Un jour, le roi tomba malade et sa santé ne cessa de décroitre jusqu’à ce qu’il finisse par mourir. Tous pleurèrent sa perte et personne ne s’aperçu que sa propre femme l’avait empoisonné à petit feu, mois après mois, jour après jour. Catherine avait finalement franchit le pas, mais elle n’avait toujours pas cédé son âme au démon. Bien entendu, elle reprit très rapidement les rênes du pouvoir, défiant quiconque de s’y opposer. Elle abandonna dès lors son attitude maternelle vis-à-vis de Blanche-Neige et força la petite, âgée de treize ans et beaucoup trop populaire à son gout, de demeurer au sein du château. Peu après, elle partait en guerre pour repousser une tentative d’invasion. Elle en revient, un an plus tard, victorieuse et transformée. Il ne fut pas fait de prisonniers. Trois années durant, Catherine gouverna son pays d’une poigne de fer. Elle repoussa de nombreux prétendants, et fit de son mieux pour empêcher Blanche-Neige de rencontrer du beau monde. Cette dernière devenait de plus en plus belle au fil des années, et il ne faisait aucun doute qu’elle finirait par épouser un prince. Combien de temps faudrait-il alors pour que le nouveau couple royal ne décide de revendiquer ses droits sur Lystera et de la renverser ? Il fallait donc agir, prendre les devants. Elle missionna un chasseur et lui ordonna de tuer la princesse, discrètement. Mais il échoua. Dès lors, Catherine entra dans une colère froide, et mobilisa toutes ses ressources pour retrouver sa fille adoptive, en vain. Parallèlement, elle augmenta  les impôts pour financer les campagnes militaires et se heurta à des rebellions populaires. Quelle ne fut pas sa surprise et sa fureur en apprenant que Blanche-Neige était à la tête de ces révoltes ! Le miroir avait raison, l’enfant voulait sa couronne…

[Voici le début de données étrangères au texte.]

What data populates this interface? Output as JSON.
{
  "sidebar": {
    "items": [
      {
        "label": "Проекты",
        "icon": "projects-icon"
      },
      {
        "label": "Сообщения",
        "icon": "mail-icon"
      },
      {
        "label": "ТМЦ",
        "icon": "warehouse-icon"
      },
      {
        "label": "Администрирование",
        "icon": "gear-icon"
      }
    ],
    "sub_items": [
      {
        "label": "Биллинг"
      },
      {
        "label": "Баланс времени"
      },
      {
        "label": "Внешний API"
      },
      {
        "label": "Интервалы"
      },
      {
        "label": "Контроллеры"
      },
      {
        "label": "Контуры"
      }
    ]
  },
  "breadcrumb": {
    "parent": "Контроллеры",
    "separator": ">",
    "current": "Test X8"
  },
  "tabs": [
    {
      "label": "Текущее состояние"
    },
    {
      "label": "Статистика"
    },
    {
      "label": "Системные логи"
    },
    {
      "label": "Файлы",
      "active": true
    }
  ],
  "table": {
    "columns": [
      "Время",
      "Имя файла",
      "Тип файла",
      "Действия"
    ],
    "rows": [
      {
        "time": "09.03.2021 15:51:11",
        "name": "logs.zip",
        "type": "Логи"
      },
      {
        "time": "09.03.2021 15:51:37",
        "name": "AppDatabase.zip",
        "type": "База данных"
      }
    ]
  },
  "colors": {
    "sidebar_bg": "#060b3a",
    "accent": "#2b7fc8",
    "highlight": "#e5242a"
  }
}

Parallèlement à tout cela, un jour, un homme se présenta au château et lui dit venir de la Terre d’origine, celle où les Dieux humains engendraient les histoires. Il lui expliqua que son père, le duc de Sangrinam, avait jadis fait partie d’un projet très particulier : Utopia. Ainsi, il s’agissait d’aller sur Terre et d’influencer les humains pour changer les histoires des Légendes ? Faire en sorte de s’assurer une fin heureuse et remporter la partie sur Blanche-Neige ? Bien sûr qu’elle acceptait de reprendre l’héritage de son père et financer à son tour Utopia, et plutôt deux fois qu’une !
Elle endossa donc, sur Terre, l’identité de Lady Catherine Devy, fille de Maximilian Devy (le nom d’emprunt du duc de Sangrinam) et fut introduite par son mystérieux bienfaiteur auprès de la reine Victoria II d’Angleterre. Héritière des importantes actions de son père dans diverses branches d’Utopia, elle devient la nouvelle directrice de la British Academy (lieu officiel de la couronne où se décident les nouvelles tendances en matière de romans et de films).
A présent, Catherine fait de nombreux voyage entre Sempiternel et la Terre (facile quand on a la charge de protéger les portails dits officiels), vous pourrez donc la rencontrer dans un monde, comme dans l’autre. Mais gare à ne pas vous attirer ses foudres.